Hypothetical: Conservative media push jury nullification. What happens?

Oh, and the OP should include that Hillary is behind it all so that she can jerk Prez Biden around by the strings she is pulling, all so that Hillary can enjoy tea parties with Queen Elizabeth where they discuss their absolute control of the international drug trade while Bill and Phillip go on a “blow jobs around the world” tour.

But he could, if he detected some kind of evidence that members of the jury were going to deliberately ignore evidence or some such thing, declare a mistrial. I’m not sure, but I think this might be done at any point up to the jury delivering a verdict.

Any lawyers here know what the options are if during deliberations, one or more jurors complained to the judge that another juror said something like, “I don’t care what the law or the evidence says, I’m voting _____”.

I see. Sounds like a pretty open-and-shut case in practical terms then, good only for getting people out of jury duty. Thanks for the replies.

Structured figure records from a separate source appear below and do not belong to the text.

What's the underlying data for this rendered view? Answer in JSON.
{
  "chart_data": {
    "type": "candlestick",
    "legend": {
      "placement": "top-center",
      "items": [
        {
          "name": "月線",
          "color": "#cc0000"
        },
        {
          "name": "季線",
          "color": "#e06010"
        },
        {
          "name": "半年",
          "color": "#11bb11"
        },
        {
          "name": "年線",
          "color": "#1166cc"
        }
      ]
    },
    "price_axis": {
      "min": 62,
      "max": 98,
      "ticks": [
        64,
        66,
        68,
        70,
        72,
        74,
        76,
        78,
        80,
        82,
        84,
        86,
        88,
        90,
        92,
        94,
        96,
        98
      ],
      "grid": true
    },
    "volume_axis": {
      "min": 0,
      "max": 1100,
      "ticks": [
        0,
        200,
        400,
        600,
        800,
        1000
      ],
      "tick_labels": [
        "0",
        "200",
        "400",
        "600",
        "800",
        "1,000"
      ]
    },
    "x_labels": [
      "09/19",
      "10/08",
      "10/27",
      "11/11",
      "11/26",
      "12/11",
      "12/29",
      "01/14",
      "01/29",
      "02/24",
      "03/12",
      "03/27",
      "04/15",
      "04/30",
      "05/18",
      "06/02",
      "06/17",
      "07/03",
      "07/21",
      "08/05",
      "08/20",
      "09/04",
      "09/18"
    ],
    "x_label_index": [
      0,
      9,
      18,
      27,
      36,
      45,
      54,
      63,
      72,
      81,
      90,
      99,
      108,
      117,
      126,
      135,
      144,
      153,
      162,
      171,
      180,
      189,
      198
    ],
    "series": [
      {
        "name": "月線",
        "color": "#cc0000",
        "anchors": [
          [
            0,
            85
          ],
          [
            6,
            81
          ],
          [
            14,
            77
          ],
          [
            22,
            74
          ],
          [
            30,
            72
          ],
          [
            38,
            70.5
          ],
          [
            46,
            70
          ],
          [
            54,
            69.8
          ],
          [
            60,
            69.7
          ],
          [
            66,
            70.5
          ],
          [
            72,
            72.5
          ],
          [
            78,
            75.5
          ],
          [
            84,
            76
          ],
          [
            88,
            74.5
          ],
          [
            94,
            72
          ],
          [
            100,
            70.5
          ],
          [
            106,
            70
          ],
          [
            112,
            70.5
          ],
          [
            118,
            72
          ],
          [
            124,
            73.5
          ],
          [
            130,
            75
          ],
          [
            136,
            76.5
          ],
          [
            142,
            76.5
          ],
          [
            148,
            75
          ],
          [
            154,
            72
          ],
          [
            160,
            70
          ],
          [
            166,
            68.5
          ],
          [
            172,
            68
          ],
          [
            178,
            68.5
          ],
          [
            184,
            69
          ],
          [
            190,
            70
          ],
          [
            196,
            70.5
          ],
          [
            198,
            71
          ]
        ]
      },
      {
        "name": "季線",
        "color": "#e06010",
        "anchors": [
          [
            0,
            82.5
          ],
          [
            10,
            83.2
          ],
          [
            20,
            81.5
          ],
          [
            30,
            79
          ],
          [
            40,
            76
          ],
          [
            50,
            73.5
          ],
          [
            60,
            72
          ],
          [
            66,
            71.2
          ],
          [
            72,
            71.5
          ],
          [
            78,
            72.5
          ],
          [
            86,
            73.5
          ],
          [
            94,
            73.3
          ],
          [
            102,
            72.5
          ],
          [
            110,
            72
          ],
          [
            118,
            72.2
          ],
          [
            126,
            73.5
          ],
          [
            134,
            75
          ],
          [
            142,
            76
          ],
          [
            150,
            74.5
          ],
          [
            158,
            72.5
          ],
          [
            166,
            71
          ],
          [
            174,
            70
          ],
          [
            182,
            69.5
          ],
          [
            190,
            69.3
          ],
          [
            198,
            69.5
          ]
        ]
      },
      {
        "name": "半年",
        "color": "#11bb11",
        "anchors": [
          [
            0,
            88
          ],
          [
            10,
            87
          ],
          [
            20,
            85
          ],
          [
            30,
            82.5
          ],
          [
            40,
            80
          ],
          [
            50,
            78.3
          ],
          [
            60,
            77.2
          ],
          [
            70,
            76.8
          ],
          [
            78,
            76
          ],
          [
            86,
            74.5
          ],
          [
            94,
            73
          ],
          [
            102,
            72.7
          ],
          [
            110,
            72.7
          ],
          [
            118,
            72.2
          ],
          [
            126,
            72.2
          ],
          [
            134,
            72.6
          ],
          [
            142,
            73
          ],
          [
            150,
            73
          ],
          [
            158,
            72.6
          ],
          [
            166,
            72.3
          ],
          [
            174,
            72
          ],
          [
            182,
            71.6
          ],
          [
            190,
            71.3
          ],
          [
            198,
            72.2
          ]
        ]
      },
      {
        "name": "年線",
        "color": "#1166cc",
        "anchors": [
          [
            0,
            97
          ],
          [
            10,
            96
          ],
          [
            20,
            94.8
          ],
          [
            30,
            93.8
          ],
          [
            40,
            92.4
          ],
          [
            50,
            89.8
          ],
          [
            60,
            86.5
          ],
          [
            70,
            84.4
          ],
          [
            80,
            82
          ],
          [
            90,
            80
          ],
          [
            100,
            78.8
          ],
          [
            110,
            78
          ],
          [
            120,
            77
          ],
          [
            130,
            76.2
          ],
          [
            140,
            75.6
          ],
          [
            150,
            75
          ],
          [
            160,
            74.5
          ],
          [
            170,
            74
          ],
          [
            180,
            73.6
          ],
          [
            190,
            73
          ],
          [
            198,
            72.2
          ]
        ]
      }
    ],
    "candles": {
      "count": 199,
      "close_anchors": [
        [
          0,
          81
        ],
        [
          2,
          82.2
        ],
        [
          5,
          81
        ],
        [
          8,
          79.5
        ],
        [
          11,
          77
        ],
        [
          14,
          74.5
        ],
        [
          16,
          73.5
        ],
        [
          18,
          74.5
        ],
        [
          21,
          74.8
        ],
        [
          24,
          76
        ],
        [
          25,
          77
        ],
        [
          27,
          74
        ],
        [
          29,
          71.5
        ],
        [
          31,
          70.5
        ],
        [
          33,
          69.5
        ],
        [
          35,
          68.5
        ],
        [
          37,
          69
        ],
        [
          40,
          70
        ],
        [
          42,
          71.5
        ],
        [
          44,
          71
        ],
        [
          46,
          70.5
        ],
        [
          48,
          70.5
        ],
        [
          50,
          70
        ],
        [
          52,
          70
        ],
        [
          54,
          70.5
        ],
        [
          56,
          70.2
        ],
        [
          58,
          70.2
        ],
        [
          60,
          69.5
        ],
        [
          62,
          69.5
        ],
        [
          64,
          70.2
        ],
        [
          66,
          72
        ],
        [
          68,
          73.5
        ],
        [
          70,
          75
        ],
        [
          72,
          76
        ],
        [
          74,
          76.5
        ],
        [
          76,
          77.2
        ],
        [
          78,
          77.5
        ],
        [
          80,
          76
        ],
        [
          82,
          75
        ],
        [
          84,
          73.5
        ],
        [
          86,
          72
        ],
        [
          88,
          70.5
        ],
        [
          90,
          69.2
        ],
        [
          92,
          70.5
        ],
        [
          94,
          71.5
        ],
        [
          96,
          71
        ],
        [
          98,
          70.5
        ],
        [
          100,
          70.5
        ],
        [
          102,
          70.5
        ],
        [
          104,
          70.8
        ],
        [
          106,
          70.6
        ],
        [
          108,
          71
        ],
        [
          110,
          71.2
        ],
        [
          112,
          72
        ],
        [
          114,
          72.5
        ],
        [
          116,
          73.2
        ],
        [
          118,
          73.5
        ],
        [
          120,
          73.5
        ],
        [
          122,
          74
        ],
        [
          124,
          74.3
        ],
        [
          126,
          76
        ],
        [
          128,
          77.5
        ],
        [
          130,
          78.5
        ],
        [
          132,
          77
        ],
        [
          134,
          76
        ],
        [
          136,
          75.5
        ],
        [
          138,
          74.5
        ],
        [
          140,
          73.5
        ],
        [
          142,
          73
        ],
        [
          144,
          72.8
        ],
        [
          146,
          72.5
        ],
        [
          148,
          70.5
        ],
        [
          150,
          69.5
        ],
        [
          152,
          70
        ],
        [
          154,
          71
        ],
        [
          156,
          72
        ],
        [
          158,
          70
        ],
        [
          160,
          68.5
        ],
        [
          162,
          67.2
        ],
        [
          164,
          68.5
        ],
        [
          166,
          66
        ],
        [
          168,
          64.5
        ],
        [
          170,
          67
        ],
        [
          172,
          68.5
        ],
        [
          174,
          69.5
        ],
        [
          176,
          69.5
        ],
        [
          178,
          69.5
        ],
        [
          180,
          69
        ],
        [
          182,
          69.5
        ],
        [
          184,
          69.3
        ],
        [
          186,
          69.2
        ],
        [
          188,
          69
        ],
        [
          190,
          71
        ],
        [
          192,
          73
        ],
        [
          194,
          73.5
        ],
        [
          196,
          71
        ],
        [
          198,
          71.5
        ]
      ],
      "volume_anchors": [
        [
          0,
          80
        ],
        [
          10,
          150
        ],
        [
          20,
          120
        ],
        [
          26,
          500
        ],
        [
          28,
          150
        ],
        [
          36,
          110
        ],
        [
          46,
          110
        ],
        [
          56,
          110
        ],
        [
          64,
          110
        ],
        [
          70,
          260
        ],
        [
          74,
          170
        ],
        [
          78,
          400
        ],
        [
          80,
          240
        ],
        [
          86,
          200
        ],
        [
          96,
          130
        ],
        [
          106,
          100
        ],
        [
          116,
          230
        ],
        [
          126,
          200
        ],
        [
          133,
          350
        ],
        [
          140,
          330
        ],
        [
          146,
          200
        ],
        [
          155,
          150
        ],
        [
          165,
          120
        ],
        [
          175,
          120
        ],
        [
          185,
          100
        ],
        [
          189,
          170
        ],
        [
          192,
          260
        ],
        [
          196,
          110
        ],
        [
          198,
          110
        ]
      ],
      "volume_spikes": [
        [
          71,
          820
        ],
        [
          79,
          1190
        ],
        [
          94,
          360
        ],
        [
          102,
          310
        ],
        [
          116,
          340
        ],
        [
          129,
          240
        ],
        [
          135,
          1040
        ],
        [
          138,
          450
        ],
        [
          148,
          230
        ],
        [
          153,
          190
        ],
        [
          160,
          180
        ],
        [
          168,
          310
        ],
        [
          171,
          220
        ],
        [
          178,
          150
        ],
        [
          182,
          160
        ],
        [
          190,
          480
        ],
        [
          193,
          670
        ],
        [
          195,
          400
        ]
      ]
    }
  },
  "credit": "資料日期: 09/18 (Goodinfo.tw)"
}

Don’t be ridiculous. By this point Hillary has already been inducted into the Illuminati and is busy covering up the alien visits. You don’t really think Dick Cheney wanted to spend more time with his family, do you? :dubious:

Lynchings in the United States didn’t come to an end because of legislative action, the diligence of law enforcement, or the willingness of prosecutors and judges to put lynchers behind bars. Thanks to the efforts of folks like Ida B. Wells and organizations like the NAACP and the Association of Southern Women for the Prevention of Lynching the act of lynching became less and less socially acceptable. Lynching was on the decline in the 1930s which was certainly long before the Feds gained the ability to really do anything meaningful about lynching.
Odesio

I think Obama discovering Time Travel and going back to run against himself is much more likely that Joe Biden delivering a convincing speech. Or managaing to not say something stupid every time he opens his mouth.

You forgot to mention that the ragtag skinheads gather a huge force of followers, heavily armed, who steal nuclear arms from Pakistan, and then take the U.S. Congress and Supreme Court hostage. Then they put a proxy in place of Biden, and get a law passed that allows them to disband all U.S. military and become the new armed forces. Jury nullification (as well as free speech) becomes irrelevant, as they change the Constitution, and all traditional legal notions are abandoned. Except for the conditions that inspired the Third Amendment, which is also rescinded and any skinhead can walk into your house and demand free food and boarding.

Then you wake up and go home to have meatloaf with ketchup.

And I get a free pet unicorn.

So my question is: “What do I feed my new unicorn?”

Virgins. (For some reason, the legends never mention why unicorns like virgins.)

But the DJ clause is what makes it impossible for the prosecution to appeal an acquittal, which is the entire basis for the power of jury nullification. That’s why nullification only works in criminal trials and only in one direction. Whether or not the DJ clause is also applicable to bench trials is irrelevant.

Unicorns are, by definition, always horny…

Of course, a Pres. Biden eloquent and beloved enough to get draconian gun controls laws enacted would be more than enough to reinstall the Fairness Doctrine, which would nullify the social impact that talk radio and its TV offspring would provide. When the right-wing have their wack-job ideas challenged directly they tend to a lot less convincing.

Mister Biden has guns, you know.

And a son named Hunter.

Kudos for the Manchurian Candidate reference. You beat me to it!

Yes, but that wouldn’t be a problem if you’d answer yourself too, Rumsfeld-style.